Essentially, data is a set of rows. Is it worth installing a DBMS like MySQL? There will be hundreds of millions of lines.
I will clarify. The base will be from short lines, then it will be replenished with them. Replenishment only unique, not duplicates.
In general, even puff with a muscle was disappointing (I needed the fastest merge with the removal of duplicates.
The winners were ordinary text files and hash tables (for eliminating duplicates).

Reply

Answer the question

In order to leave comments, you need to log in

2 answer(s)

M

mayton2019, 2019-12-09
@mayton2019

SQLite is one of the fast DBMS. If something slowly works for you that probably you so wrote request.
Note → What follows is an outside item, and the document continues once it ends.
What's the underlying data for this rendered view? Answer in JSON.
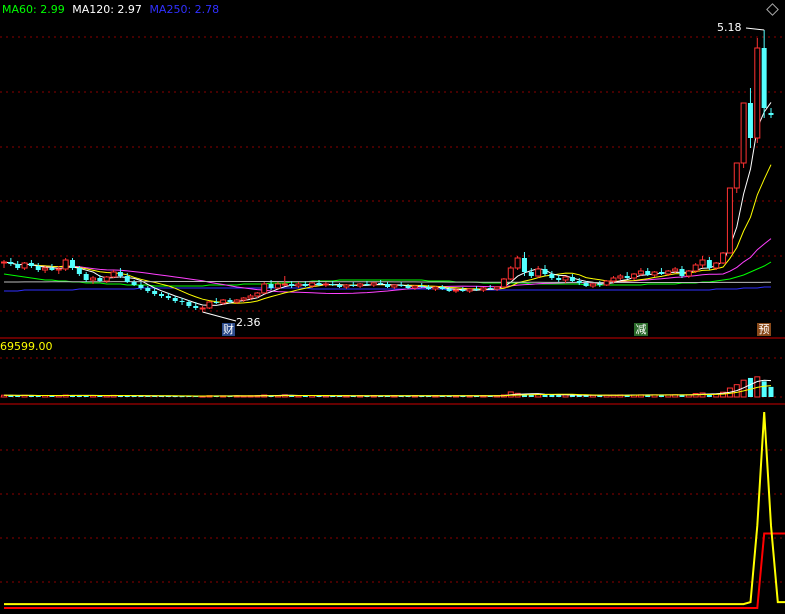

Or built such a set of indexes. Or you really do not have enough SQLite capabilities. As far as I remember, some options were not supported there, such as CONNECT BY PRIOR, and possibly window and analytical functions too. In general, you should not immediately scold the instrument if you do not understand exactly what you are missing. Ato you will pass to OracleXE and there will be even more slowly.

X

xmoonlight, 2019-12-09
@xmoonlight

On files - you can, but you need to know how to properly work with concurrent / parallel read and write streams through a file descriptor.
(I think that you can figure it out here)
Next - about the logic of the database itself.
Sort the list before adding so that the shortest unique combinations of characters are at the very top, and the longest are just below.
At the very bottom of the list - the most repeating combinations of one character, then the 2nd, etc., and at the end - for consecutive combinations of repeating characters.
Create bigram-trigram clusters on repeated combinations.
When checking for a duplicate, you go down deep into the cluster "tree" (this is the index map of your data), using the file offset of the nodes of the "tree" (from node to node) and get an instant verdict: there is / is not a combination of characters to be checked (for example, a unique word or hash string) in the database.